UMR 1253, iBrain, Université de Tours, INSERM, 37000, Tours, France.
University of Milano-Bicocca, Department of Psychology, Milan, Italy.
Transl Psychiatry. 2023 Jul 8;13(1):250. doi: 10.1038/s41398-023-02554-8.
Early identification of children on the autism spectrum is crucial for early intervention with long-term positive effects on symptoms and skills. The need for improved objective autism detection tools is emphasized by the poor diagnostic power in current tools. Here, we aim to evaluate the classification performance of acoustic features of the voice in children with autism spectrum disorder (ASD) with respect to a heterogeneous control group (composed of neurotypical children, children with Developmental Language Disorder [DLD] and children with sensorineural hearing loss with Cochlear Implant [CI]). This retrospective diagnostic study was conducted at the Child Psychiatry Unit of Tours University Hospital (France). A total of 108 children, including 38 diagnosed with ASD (8.5 ± 0.25 years), 24 typically developing (TD; 8.2 ± 0.32 years) and 46 children with atypical development (DLD and CI; 7.9 ± 0.36 years) were enrolled in our studies. The acoustic properties of speech samples produced by children in the context of a nonword repetition task were measured. We used a Monte Carlo cross-validation with an ROC (Receiving Operator Characteristic) supervised k-Means clustering algorithm to develop a classification model that can differentially classify a child with an unknown disorder. We showed that voice acoustics classified autism diagnosis with an overall accuracy of 91% [CI95%, 90.40%-91.65%] against TD children, and of 85% [CI95%, 84.5%-86.6%] against an heterogenous group of non-autistic children. Accuracy reported here with multivariate analysis combined with Monte Carlo cross-validation is higher than in previous studies. Our findings demonstrate that easy-to-measure voice acoustic parameters could be used as a diagnostic aid tool, specific to ASD.

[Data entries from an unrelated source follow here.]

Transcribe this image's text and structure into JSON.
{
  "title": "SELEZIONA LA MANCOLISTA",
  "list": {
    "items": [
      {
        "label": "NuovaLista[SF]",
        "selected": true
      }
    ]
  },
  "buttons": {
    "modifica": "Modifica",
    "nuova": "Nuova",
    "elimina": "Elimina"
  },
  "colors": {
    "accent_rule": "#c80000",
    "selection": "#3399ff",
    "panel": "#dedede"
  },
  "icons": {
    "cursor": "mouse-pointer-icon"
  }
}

早期识别自闭症谱系障碍儿童对于早期干预至关重要,这对症状和技能有长期的积极影响。目前工具的诊断能力较差,强调了需要改进客观自闭症检测工具。在这里,我们旨在评估自闭症谱系障碍(ASD)儿童的语音声学特征的分类性能,相对于异质对照组(由神经典型儿童、发育性语言障碍儿童和人工耳蜗植入的感觉神经性听力损失儿童组成)。这项回顾性诊断研究在图尔大学医院(法国)的儿童精神病学系进行。共有 108 名儿童参与了我们的研究,包括 38 名被诊断为 ASD(8.5 ± 0.25 岁)、24 名神经典型发育儿童(8.2 ± 0.32 岁)和 46 名发育异常儿童(语言障碍和人工耳蜗植入)(7.9 ± 0.36 岁)。我们测量了儿童在非词重复任务中产生的语音样本的声学特性。我们使用蒙特卡罗交叉验证和 ROC(接收者操作特征)监督 K-均值聚类算法来开发一种分类模型,可以对患有未知疾病的儿童进行差异分类。我们表明,语音声学可以将自闭症诊断的总体准确率为 91%[CI95%,90.40%-91.65%]与神经典型儿童区分开来,与非自闭症儿童的异质组的准确率为 85%[CI95%,84.5%-86.6%]。与之前的研究相比,这里报告的使用多元分析结合蒙特卡罗交叉验证的准确性更高。我们的研究结果表明,易于测量的语音声学参数可作为 ASD 的特定诊断辅助工具。